Cardon was like a sea breeze to him in his present state of mind, and he followed as Cardon led the way through a garden where seats and tables were set out and into a bar where more seats and tables faced a bar counter gorgeous with colored bottles.

There were island spears and head-dresses on the walls, and photographs of towns sea-washed and backed by coconut palms.

The poetry of the islands spreads across the Pacific even to the bars of Sydney and San Francisco, where the trade winds blow in mariners bronzed by the sun and salt, where even the traders carry with them in their hands something more than copra or gold.

The place was almost empty at this hour, and Cardon, at Floyd's request, called for soft drinks. Floyd produced cigars.

"Well," said Cardon, when he had lit up, "I'm blessed if this doesn't lay over everything. To think of you and me parting at Black Jack's on the Barbary Coast four years and more ago and promising to meet the next day, and then meeting here, just as though we'd only parted yesterday—what have you been doing with yourself?"

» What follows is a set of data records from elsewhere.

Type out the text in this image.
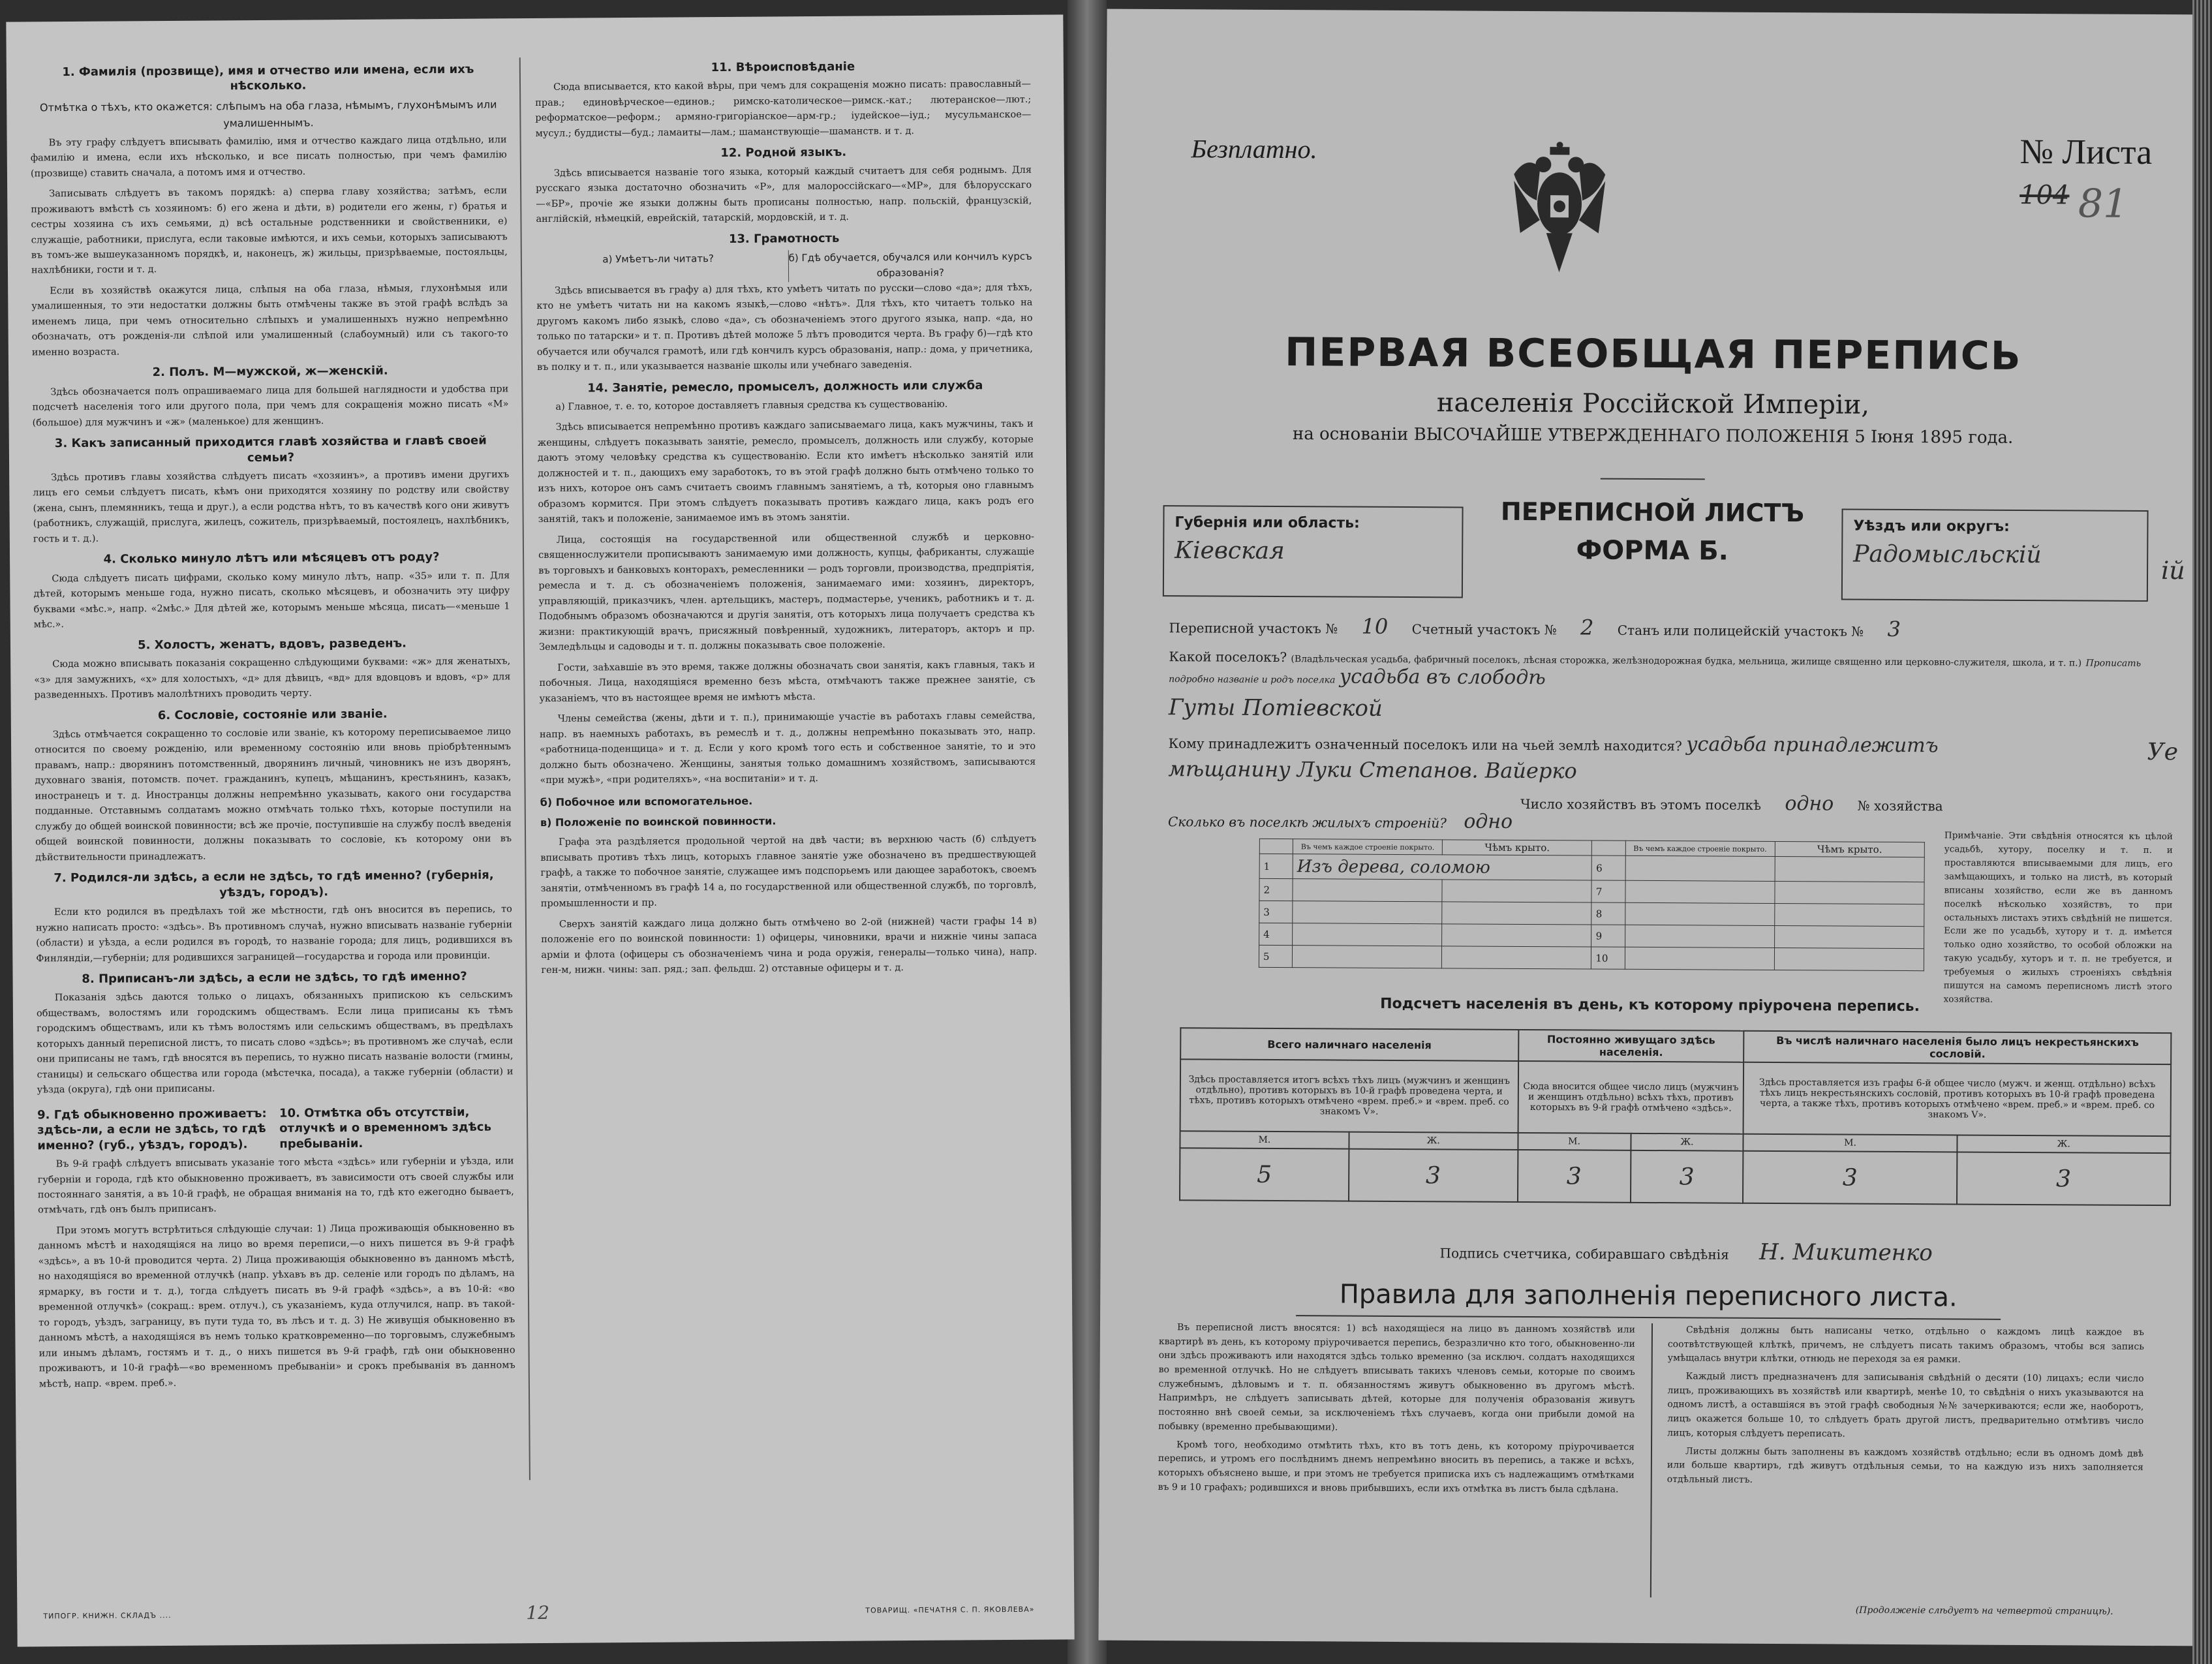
1. Фамилія (прозвище), имя и отчество или имена, если ихъ нѣсколько.
Отмѣтка о тѣхъ, кто окажется: слѣпымъ на оба глаза, нѣмымъ, глухонѣмымъ или умалишеннымъ.

Въ эту графу слѣдуетъ вписывать фамилію, имя и отчество каждаго лица отдѣльно, или фамилію и имена, если ихъ нѣсколько, и все писать полностью, при чемъ фамилію (прозвище) ставить сначала, а потомъ имя и отчество.

Записывать слѣдуетъ въ такомъ порядкѣ: а) сперва главу хозяйства; затѣмъ, если проживаютъ вмѣстѣ съ хозяиномъ: б) его жена и дѣти, в) родители его жены, г) братья и сестры хозяина съ ихъ семьями, д) всѣ остальные родственники и свойственники, е) служащіе, работники, прислуга, если таковые имѣются, и ихъ семьи, которыхъ записываютъ въ томъ-же вышеуказанномъ порядкѣ, и, наконецъ, ж) жильцы, призрѣваемые, постояльцы, нахлѣбники, гости и т. д.

Если въ хозяйствѣ окажутся лица, слѣпыя на оба глаза, нѣмыя, глухонѣмыя или умалишенныя, то эти недостатки должны быть отмѣчены также въ этой графѣ вслѣдъ за именемъ лица, при чемъ относительно слѣпыхъ и умалишенныхъ нужно непремѣнно обозначать, отъ рожденія-ли слѣпой или умалишенный (слабоумный) или съ такого-то именно возраста.

2. Полъ. М—мужской, ж—женскій.

Здѣсь обозначается полъ опрашиваемаго лица для большей наглядности и удобства при подсчетѣ населенія того или другого пола, при чемъ для сокращенія можно писать «М» (большое) для мужчинъ и «ж» (маленькое) для женщинъ.

3. Какъ записанный приходится главѣ хозяйства и главѣ своей семьи?

Здѣсь противъ главы хозяйства слѣдуетъ писать «хозяинъ», а противъ имени другихъ лицъ его семьи слѣдуетъ писать, кѣмъ они приходятся хозяину по родству или свойству (жена, сынъ, племянникъ, теща и друг.), а если родства нѣтъ, то въ качествѣ кого они живутъ (работникъ, служащій, прислуга, жилецъ, сожитель, призрѣваемый, постоялецъ, нахлѣбникъ, гость и т. д.).

4. Сколько минуло лѣтъ или мѣсяцевъ отъ роду?

Сюда слѣдуетъ писать цифрами, сколько кому минуло лѣтъ, напр. «35» или т. п. Для дѣтей, которымъ меньше года, нужно писать, сколько мѣсяцевъ, и обозначить эту цифру буквами «мѣс.», напр. «2мѣс.» Для дѣтей же, которымъ меньше мѣсяца, писать—«меньше 1 мѣс.».

5. Холостъ, женатъ, вдовъ, разведенъ.

Сюда можно вписывать показанія сокращенно слѣдующими буквами: «ж» для женатыхъ, «з» для замужнихъ, «х» для холостыхъ, «д» для дѣвицъ, «вд» для вдовцовъ и вдовъ, «р» для разведенныхъ. Противъ малолѣтнихъ проводить черту.

6. Сословіе, состояніе или званіе.

Здѣсь отмѣчается сокращенно то сословіе или званіе, къ которому переписываемое лицо относится по своему рожденію, или временному состоянію или вновь пріобрѣтеннымъ правамъ, напр.: дворянинъ потомственный, дворянинъ личный, чиновникъ не изъ дворянъ, духовнаго званія, потомств. почет. гражданинъ, купецъ, мѣщанинъ, крестьянинъ, казакъ, иностранецъ и т. д. Иностранцы должны непремѣнно указывать, какого они государства подданные. Отставнымъ солдатамъ можно отмѣчать только тѣхъ, которые поступили на службу до общей воинской повинности; всѣ же прочіе, поступившіе на службу послѣ введенія общей воинской повинности, должны показывать то сословіе, къ которому они въ дѣйствительности принадлежатъ.

7. Родился-ли здѣсь, а если не здѣсь, то гдѣ именно? (губернія, уѣздъ, городъ).

Если кто родился въ предѣлахъ той же мѣстности, гдѣ онъ вносится въ перепись, то нужно написать просто: «здѣсь». Въ противномъ случаѣ, нужно вписывать названіе губерніи (области) и уѣзда, а если родился въ городѣ, то названіе города; для лицъ, родившихся въ Финляндіи,—губерніи; для родившихся заграницей—государства и города или провинціи.

8. Приписанъ-ли здѣсь, а если не здѣсь, то гдѣ именно?

Показанія здѣсь даются только о лицахъ, обязанныхъ припискою къ сельскимъ обществамъ, волостямъ или городскимъ обществамъ. Если лица приписаны къ тѣмъ городскимъ обществамъ, или къ тѣмъ волостямъ или сельскимъ обществамъ, въ предѣлахъ которыхъ данный переписной листъ, то писать слово «здѣсь»; въ противномъ же случаѣ, если они приписаны не тамъ, гдѣ вносятся въ перепись, то нужно писать названіе волости (гмины, станицы) и сельскаго общества или города (мѣстечка, посада), а также губерніи (области) и уѣзда (округа), гдѣ они приписаны.

9. Гдѣ обыкновенно проживаетъ: здѣсь-ли, а если не здѣсь, то гдѣ именно? (губ., уѣздъ, городъ).
10. Отмѣтка объ отсутствіи, отлучкѣ и о временномъ здѣсь пребываніи.

Въ 9-й графѣ слѣдуетъ вписывать указаніе того мѣста «здѣсь» или губерніи и уѣзда, или губерніи и города, гдѣ кто обыкновенно проживаетъ, въ зависимости отъ своей службы или постояннаго занятія, а въ 10-й графѣ, не обращая вниманія на то, гдѣ кто ежегодно бываетъ, отмѣчать, гдѣ онъ былъ приписанъ.

При этомъ могутъ встрѣтиться слѣдующіе случаи: 1) Лица проживающія обыкновенно въ данномъ мѣстѣ и находящіяся на лицо во время переписи,—о нихъ пишется въ 9-й графѣ «здѣсь», а въ 10-й проводится черта. 2) Лица проживающія обыкновенно въ данномъ мѣстѣ, но находящіяся во временной отлучкѣ (напр. уѣхавъ въ др. селеніе или городъ по дѣламъ, на ярмарку, въ гости и т. д.), тогда слѣдуетъ писать въ 9-й графѣ «здѣсь», а въ 10-й: «во временной отлучкѣ» (сокращ.: врем. отлуч.), съ указаніемъ, куда отлучился, напр. въ такой-то городъ, уѣздъ, заграницу, въ пути тудa то, въ лѣсъ и т. д. 3) Не живущія обыкновенно въ данномъ мѣстѣ, а находящіяся въ немъ только кратковременно—по торговымъ, служебнымъ или инымъ дѣламъ, гостямъ и т. д., о нихъ пишется въ 9-й графѣ, гдѣ они обыкновенно проживаютъ, и 10-й графѣ—«во временномъ пребываніи» и срокъ пребыванія въ данномъ мѣстѣ, напр. «врем. преб.».

11. Вѣроисповѣданіе

Сюда вписывается, кто какой вѣры, при чемъ для сокращенія можно писать: православный—прав.; единовѣрческое—единов.; римско-католическое—римск.-кат.; лютеранское—лют.; реформатское—реформ.; армяно-григоріанское—арм-гр.; іудейское—іуд.; мусульманское—мусул.; буддисты—буд.; ламаиты—лам.; шаманствующіе—шаманств. и т. д.

12. Родной языкъ.

Здѣсь вписывается названіе того языка, который каждый считаетъ для себя роднымъ. Для русскаго языка достаточно обозначить «Р», для малороссійскаго—«МР», для бѣлорусскаго—«БР», прочіе же языки должны быть прописаны полностью, напр. польскій, французскій, англійскій, нѣмецкій, еврейскій, татарскій, мордовскій, и т. д.

13. Грамотность
а) Умѣетъ-ли читать?	б) Гдѣ обучается, обучался или кончилъ курсъ образованія?

Здѣсь вписывается въ графу а) для тѣхъ, кто умѣетъ читать по русски—слово «да»; для тѣхъ, кто не умѣетъ читать ни на какомъ языкѣ,—слово «нѣтъ». Для тѣхъ, кто читаетъ только на другомъ какомъ либо языкѣ, слово «да», съ обозначеніемъ этого другого языка, напр. «да, но только по татарски» и т. п. Противъ дѣтей моложе 5 лѣтъ проводится черта. Въ графу б)—гдѣ кто обучается или обучался грамотѣ, или гдѣ кончилъ курсъ образованія, напр.: дома, у причетника, въ полку и т. п., или указывается названіе школы или учебнаго заведенія.

14. Занятіе, ремесло, промыселъ, должность или служба

а) Главное, т. е. то, которое доставляетъ главныя средства къ существованію.

Здѣсь вписывается непремѣнно противъ каждаго записываемаго лица, какъ мужчины, такъ и женщины, слѣдуетъ показывать занятіе, ремесло, промыселъ, должность или службу, которые даютъ этому человѣку средства къ существованію. Если кто имѣетъ нѣсколько занятій или должностей и т. п., дающихъ ему заработокъ, то въ этой графѣ должно быть отмѣчено только то изъ нихъ, которое онъ самъ считаетъ своимъ главнымъ занятіемъ, а тѣ, которыя оно главнымъ образомъ кормится. При этомъ слѣдуетъ показывать противъ каждаго лица, какъ родъ его занятій, такъ и положеніе, занимаемое имъ въ этомъ занятіи.

Лица, состоящія на государственной или общественной службѣ и церковно-священнослужители прописываютъ занимаемую ими должность, купцы, фабриканты, служащіе въ торговыхъ и банковыхъ конторахъ, ремесленники — родъ торговли, производства, предпріятія, ремесла и т. д. съ обозначеніемъ положенія, занимаемаго ими: хозяинъ, директоръ, управляющій, приказчикъ, член. артельщикъ, мастеръ, подмастерье, ученикъ, работникъ и т. д. Подобнымъ образомъ обозначаются и другія занятія, отъ которыхъ лица получаетъ средства къ жизни: практикующій врачъ, присяжный повѣренный, художникъ, литераторъ, акторъ и пр. Земледѣльцы и садоводы и т. п. должны показывать свое положеніе.

Гости, заѣхавшіе въ это время, также должны обозначать свои занятія, какъ главныя, такъ и побочныя. Лица, находящіяся временно безъ мѣста, отмѣчаютъ также прежнее занятіе, съ указаніемъ, что въ настоящее время не имѣютъ мѣста.

Члены семейства (жены, дѣти и т. п.), принимающіе участіе въ работахъ главы семейства, напр. въ наемныхъ работахъ, въ ремеслѣ и т. д., должны непремѣнно показывать это, напр. «работница-поденщица» и т. д. Если у кого кромѣ того есть и собственное занятіе, то и это должно быть обозначено. Женщины, занятыя только домашнимъ хозяйствомъ, записываются «при мужѣ», «при родителяхъ», «на воспитаніи» и т. д.

б) Побочное или вспомогательное.

в) Положеніе по воинской повинности.

Графа эта раздѣляется продольной чертой на двѣ части; въ верхнюю часть (б) слѣдуетъ вписывать противъ тѣхъ лицъ, которыхъ главное занятіе уже обозначено въ предшествующей графѣ, а также то побочное занятіе, служащее имъ подспорьемъ или дающее заработокъ, своемъ занятіи, отмѣченномъ въ графѣ 14 а, по государственной или общественной службѣ, по торговлѣ, промышленности и пр.

Сверхъ занятій каждаго лица должно быть отмѣчено во 2-ой (нижней) части графы 14 в) положеніе его по воинской повинности: 1) офицеры, чиновники, врачи и нижніе чины запаса армiи и флота (офицеры съ обозначеніемъ чина и рода оружія, генералы—только чина), напр. ген-м, нижн. чины: зап. ряд.; зап. фельдш. 2) отставные офицеры и т. д.

ТИПОГР. КНИЖН. СКЛАДЪ ....
ТОВАРИЩ. «ПЕЧАТНЯ С. П. ЯКОВЛЕВА»
12
Безплатно.	№ Листа 104 81
ПЕРВАЯ ВСЕОБЩАЯ ПЕРЕПИСЬ
населенія Россійской Имперіи,
на основаніи ВЫСОЧАЙШЕ УТВЕРЖДЕННАГО ПОЛОЖЕНІЯ 5 Іюня 1895 года.
Губернія или область:
Кіевская
ПЕРЕПИСНОЙ ЛИСТЪ
ФОРМА Б.
Уѣздъ или округъ:
Радомысльскій
ій
Переписной участокъ № 10 Счетный участокъ № 2 Станъ или полицейскій участокъ № 3
Какой поселокъ? (Владѣльческая усадьба, фабричный поселокъ, лѣсная сторожка, желѣзнодорожная будка, мельница, жилище священно или церковно-служителя, школа, и т. п.) Прописать подробно названіе и родъ поселка усадьба въ слободѣ
Гуты Потіевской
Кому принадлежитъ означенный поселокъ или на чьей землѣ находится? усадьба принадлежитъ
мѣщанину Луки Степанов. Вайерко
Уе
Число хозяйствъ въ этомъ поселкѣ одно № хозяйства
Сколько въ поселкѣ жилыхъ строеній? одно
	Въ чемъ каждое строеніе покрыто.	Чѣмъ крыто.		Въ чемъ каждое строеніе покрыто.	Чѣмъ крыто.
1	Изъ дерева, соломою		6		
2			7		
3			8		
4			9		
5			10		
Примѣчаніе. Эти свѣдѣнія относятся къ цѣлой усадьбѣ, хутору, поселку и т. п. и проставляются вписываемыми для лицъ, его замѣщающихъ, и только на листѣ, въ который вписаны хозяйство, если же въ данномъ поселкѣ нѣсколько хозяйствъ, то при остальныхъ листахъ этихъ свѣдѣній не пишется. Если же по усадьбѣ, хутору и т. д. имѣется только одно хозяйство, то особой обложки на такую усадьбу, хуторъ и т. п. не требуется, и требуемыя о жилыхъ строеніяхъ свѣдѣнія пишутся на самомъ переписномъ листѣ этого хозяйства.
Подсчетъ населенія въ день, къ которому пріурочена перепись.
Всего наличнаго населенія		Постоянно живущаго здѣсь населенія.		Въ числѣ наличнаго населенія было лицъ некрестьянскихъ сословій.	
Здѣсь проставляется итогъ всѣхъ тѣхъ лицъ (мужчинъ и женщинъ отдѣльно), противъ которыхъ въ 10-й графѣ проведена черта, и тѣхъ, противъ которыхъ отмѣчено «врем. преб.» и «врем. преб. со знакомъ V».		Сюда вносится общее число лицъ (мужчинъ и женщинъ отдѣльно) всѣхъ тѣхъ, противъ которыхъ въ 9-й графѣ отмѣчено «здѣсь».		Здѣсь проставляется изъ графы 6-й общее число (мужч. и женщ. отдѣльно) всѣхъ тѣхъ лицъ некрестьянскихъ сословій, противъ которыхъ въ 10-й графѣ проведена черта, а также тѣхъ, противъ которыхъ отмѣчено «врем. преб.» и «врем. преб. со знакомъ V».	
М.	Ж.	М.	Ж.	М.	Ж.
5	3	3	3	3	3
Подпись счетчика, собиравшаго свѣдѣнія Н. Микитенко
Правила для заполненія переписного листа.

Въ переписной листъ вносятся: 1) всѣ находящіеся на лицо въ данномъ хозяйствѣ или квартирѣ въ день, къ которому пріурочивается перепись, безразлично кто того, обыкновенно-ли они здѣсь проживаютъ или находятся здѣсь только временно (за исключ. солдатъ находящихся во временной отлучкѣ. Но не слѣдуетъ вписывать такихъ членовъ семьи, которые по своимъ служебнымъ, дѣловымъ и т. п. обязанностямъ живутъ обыкновенно въ другомъ мѣстѣ. Напримѣръ, не слѣдуетъ записывать дѣтей, которые для полученія образованія живутъ постоянно внѣ своей семьи, за исключеніемъ тѣхъ случаевъ, когда они прибыли домой на побывку (временно пребывающими).

Кромѣ того, необходимо отмѣтить тѣхъ, кто въ тотъ день, къ которому пріурочивается перепись, и утромъ его послѣднимъ днемъ непремѣнно вносить въ перепись, а также и всѣхъ, которыхъ объяснено выше, и при этомъ не требуется приписка ихъ съ надлежащимъ отмѣтками въ 9 и 10 графахъ; родившихся и вновь прибывшихъ, если ихъ отмѣтка въ листъ была сдѣлана.

Свѣдѣнія должны быть написаны четко, отдѣльно о каждомъ лицѣ каждое въ соотвѣтствующей клѣткѣ, причемъ, не слѣдуетъ писать такимъ образомъ, чтобы вся запись умѣщалась внутри клѣтки, отнюдь не переходя за ея рамки.

Каждый листъ предназначенъ для записыванія свѣдѣній о десяти (10) лицахъ; если число лицъ, проживающихъ въ хозяйствѣ или квартирѣ, менѣе 10, то свѣдѣнія о нихъ указываются на одномъ листѣ, а оставшіяся въ этой графѣ свободныя №№ зачеркиваются; если же, наоборотъ, лицъ окажется больше 10, то слѣдуетъ брать другой листъ, предварительно отмѣтивъ число лицъ, которыя слѣдуетъ переписать.

Листы должны быть заполнены въ каждомъ хозяйствѣ отдѣльно; если въ одномъ домѣ двѣ или больше квартиръ, гдѣ живутъ отдѣльныя семьи, то на каждую изъ нихъ заполняется отдѣльный листъ.

(Продолженіе слѣдуетъ на четвертой страницѣ).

"What have you?" asked Floyd. "You tell me your yarn, and I'll tell mine. I want a little time to think about mine, for if I'm not mistaken it will have more to do with you than you think. I may have an offer to make you; however, that will do to talk of afterward."

"If your offer has anything to do with money, I'm open to it," said Cardon. "What have I been doing since we parted? Everything and nothing. I made a fortune the next year in Brazil—mining. And I lost it six months after I got it. I was done by a partner, and pretty nigh done up. Then I took to the sea again. A cattle boat, and I was boss of it. I was tending the cattle—fact. But I didn't grumble. I like cattle; they're a long sight honester than men. Well, after that I did some railway work in Central America, and after that I went oil prospecting with a young fellow who paid for kit and accouterments and died on my hands with malaria before we got a sign of what we were looking for. He had no relatives, and he gave me all the money on him before he died, which wasn't much—some seven hundred dollars. Then I turned up here on the hunt for gold, and found none; did some more railway work and got good pay for it, straggled back to Sydney and struck you in the street. That's all."

"Well, you're looking well on it," said Floyd; "you don't look a day older than when I met you last."